You need to be certain about what is or isn’t being used. But for things which aren’t being used right now, which ones to keep them resident is basically an educated guess.
Anything you’re going to be using for the current frame should be resident. When it comes to the next frame, you may need to make some other data resident. To free up memory, you may need to evict data you’re no longer using. As for which data to evict, the main factor is to avoid evicting anything that’s still required by pending operations; beyond that, it’s just a case of how soon you expect to need the data.
If the amount of data required for one frame exceeds available video memory, there aren’t any simple solutions. You may well end up needing to have threads which simply wait on a fence, evict the data which is now redundant, make new data resident and enqueue new commands using that data.
If you’re using compute shaders extensively, you might be better off with OpenCL or CUDA.
Thanks for your answer as well, GClements! Maybe I was not clear enough in my original post, but I am talking about making stuff non-resident within one frame. I am perfectly aware that this is a serious performance impairment, but it is a way to circumvent the limited GPU memory to some degree. In a current example from scientific visualization, I need to render a data set of 4 GB, then another data set of 4 GB on top of that, and then additional data amounting to approximately 1 GB. Which is horrible for a GTX 1080 with only 8 GB of memory. So in these edge cases, rather than crashing, I want to tell the GL to make the first data set non-resident after all its compute and draw calls have finished so the driver can swap it. It might take a few milliseconds, but at least I get an image at the end of the frame.

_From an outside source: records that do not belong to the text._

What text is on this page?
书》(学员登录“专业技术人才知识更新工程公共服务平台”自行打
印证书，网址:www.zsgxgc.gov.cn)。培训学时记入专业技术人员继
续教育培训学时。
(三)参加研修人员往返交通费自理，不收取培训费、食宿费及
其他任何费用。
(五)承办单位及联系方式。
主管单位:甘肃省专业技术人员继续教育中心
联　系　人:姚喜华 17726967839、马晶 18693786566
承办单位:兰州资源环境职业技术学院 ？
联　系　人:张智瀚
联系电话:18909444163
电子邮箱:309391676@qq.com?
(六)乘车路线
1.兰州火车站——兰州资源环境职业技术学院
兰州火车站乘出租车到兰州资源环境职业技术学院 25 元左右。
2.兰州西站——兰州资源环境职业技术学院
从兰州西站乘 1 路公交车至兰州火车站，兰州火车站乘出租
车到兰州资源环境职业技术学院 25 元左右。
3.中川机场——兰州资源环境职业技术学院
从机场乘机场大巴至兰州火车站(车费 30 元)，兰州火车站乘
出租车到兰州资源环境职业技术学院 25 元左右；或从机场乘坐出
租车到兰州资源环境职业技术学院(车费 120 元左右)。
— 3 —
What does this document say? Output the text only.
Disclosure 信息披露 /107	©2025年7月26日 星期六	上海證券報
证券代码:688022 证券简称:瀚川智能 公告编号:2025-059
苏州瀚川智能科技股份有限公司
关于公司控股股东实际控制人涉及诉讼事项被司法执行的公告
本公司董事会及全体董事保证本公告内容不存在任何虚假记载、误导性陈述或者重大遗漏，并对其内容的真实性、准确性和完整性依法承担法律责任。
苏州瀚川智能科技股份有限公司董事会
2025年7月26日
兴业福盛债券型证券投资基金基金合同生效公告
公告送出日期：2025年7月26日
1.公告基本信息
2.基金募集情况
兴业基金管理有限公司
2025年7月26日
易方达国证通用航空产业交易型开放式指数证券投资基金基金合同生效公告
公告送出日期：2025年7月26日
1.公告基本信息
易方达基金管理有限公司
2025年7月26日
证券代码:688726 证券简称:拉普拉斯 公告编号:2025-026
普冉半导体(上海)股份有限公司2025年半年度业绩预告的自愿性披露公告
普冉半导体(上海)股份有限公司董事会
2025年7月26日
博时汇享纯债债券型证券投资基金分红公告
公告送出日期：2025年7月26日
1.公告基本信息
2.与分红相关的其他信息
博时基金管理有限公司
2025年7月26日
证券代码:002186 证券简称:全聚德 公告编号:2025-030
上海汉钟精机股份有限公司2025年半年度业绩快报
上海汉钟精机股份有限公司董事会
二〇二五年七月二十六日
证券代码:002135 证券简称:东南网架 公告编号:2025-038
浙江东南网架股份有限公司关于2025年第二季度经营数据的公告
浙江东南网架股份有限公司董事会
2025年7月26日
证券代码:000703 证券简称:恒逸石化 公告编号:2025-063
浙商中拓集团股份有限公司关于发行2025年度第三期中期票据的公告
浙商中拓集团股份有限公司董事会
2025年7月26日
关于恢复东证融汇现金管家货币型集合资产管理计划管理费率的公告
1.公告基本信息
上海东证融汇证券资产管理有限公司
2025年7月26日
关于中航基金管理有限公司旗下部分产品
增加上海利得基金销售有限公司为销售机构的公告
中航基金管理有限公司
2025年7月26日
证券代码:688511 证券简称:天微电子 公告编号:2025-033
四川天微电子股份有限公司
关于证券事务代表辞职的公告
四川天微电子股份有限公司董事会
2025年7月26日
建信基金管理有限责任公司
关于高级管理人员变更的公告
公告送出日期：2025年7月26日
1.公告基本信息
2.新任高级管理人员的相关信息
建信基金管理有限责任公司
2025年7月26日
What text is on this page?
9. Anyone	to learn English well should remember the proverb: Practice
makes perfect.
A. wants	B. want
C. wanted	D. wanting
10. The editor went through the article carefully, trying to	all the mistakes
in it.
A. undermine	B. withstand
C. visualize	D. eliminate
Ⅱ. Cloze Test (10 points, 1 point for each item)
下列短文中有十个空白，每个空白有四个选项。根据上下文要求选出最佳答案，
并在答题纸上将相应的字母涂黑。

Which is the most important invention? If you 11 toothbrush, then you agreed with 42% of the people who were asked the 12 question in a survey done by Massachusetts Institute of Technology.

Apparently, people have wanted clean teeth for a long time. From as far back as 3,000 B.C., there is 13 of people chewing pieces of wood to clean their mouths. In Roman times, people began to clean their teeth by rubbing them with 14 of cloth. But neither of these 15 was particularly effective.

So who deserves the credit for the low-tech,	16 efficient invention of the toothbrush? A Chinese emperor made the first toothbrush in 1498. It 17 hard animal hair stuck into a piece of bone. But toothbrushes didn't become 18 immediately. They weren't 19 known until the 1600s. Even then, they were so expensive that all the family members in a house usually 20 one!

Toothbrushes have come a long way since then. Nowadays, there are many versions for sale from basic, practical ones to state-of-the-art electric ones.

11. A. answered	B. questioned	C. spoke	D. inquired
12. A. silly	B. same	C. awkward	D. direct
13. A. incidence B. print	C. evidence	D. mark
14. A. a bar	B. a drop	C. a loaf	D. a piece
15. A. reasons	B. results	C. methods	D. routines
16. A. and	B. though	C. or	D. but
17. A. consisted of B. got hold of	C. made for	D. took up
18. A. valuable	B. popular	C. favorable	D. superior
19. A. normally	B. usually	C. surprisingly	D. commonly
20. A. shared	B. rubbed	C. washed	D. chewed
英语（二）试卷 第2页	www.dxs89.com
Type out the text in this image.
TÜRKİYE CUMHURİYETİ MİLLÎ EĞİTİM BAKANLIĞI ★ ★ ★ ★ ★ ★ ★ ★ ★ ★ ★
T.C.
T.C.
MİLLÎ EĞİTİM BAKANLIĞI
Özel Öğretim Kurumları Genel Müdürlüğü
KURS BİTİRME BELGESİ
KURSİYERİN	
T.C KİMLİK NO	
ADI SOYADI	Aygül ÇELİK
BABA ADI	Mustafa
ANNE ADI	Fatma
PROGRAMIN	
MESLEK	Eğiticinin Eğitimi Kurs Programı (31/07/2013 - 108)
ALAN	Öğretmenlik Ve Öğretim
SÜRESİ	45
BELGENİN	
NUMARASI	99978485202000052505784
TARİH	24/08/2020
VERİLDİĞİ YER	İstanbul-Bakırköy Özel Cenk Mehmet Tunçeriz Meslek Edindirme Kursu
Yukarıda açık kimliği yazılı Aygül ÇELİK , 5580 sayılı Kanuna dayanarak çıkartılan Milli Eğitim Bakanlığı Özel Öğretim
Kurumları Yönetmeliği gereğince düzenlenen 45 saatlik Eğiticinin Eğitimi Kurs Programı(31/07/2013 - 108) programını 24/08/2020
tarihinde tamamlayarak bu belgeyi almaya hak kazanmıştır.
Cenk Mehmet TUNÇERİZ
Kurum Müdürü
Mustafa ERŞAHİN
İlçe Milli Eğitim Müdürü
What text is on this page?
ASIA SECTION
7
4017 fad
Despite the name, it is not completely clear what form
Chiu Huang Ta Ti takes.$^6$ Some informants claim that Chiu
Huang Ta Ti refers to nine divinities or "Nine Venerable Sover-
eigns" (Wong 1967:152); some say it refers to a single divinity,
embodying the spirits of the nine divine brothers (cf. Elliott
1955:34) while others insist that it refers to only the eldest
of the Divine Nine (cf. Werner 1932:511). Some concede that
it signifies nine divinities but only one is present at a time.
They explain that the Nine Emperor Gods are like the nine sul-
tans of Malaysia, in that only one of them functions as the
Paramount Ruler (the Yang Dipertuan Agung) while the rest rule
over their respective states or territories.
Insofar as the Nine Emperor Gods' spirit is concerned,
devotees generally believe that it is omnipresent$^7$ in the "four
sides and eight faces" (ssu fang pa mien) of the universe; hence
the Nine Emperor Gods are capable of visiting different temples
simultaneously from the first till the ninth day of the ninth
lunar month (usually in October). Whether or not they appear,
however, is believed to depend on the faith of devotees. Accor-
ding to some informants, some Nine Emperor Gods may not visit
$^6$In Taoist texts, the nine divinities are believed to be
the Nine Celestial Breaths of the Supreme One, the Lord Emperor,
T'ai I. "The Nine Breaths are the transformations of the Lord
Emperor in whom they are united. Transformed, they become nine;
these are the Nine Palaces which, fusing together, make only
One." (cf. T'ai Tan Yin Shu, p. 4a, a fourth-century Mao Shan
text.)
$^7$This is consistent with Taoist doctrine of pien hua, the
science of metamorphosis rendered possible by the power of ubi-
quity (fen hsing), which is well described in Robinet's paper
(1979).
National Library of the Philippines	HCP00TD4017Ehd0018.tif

In the worst case scenario of your example, where the new data set is not in GPU memory at all, that means you have to transfer all of that data before you even begin to use any of it. 4GB does not cross the PCIe bus in “a few milliseconds”. Even in the best possible case, at least 1GB has to be transferred every frame. Again, that doesn’t happen in “a few milliseconds”.
If you want to frequently deal with more data than the GPU can hold, which will require DMA’ing data on the order of gigabytes to the GPU every frame, “a few milliseconds” is just not realistic. There’s a reason why high-performance graphics applications will do anything it takes to avoid this.
In any case, I would strongly suggest switching to Vulkan if that is at all possible for you. It’s not going to make the DMA any faster, but it gives you more low-level control over memory, so that you can control exactly what is being stored in memory and what is being evicted. You may even be able to restructure your compute operations to be better able to compute things while you’re DMA’ing other things.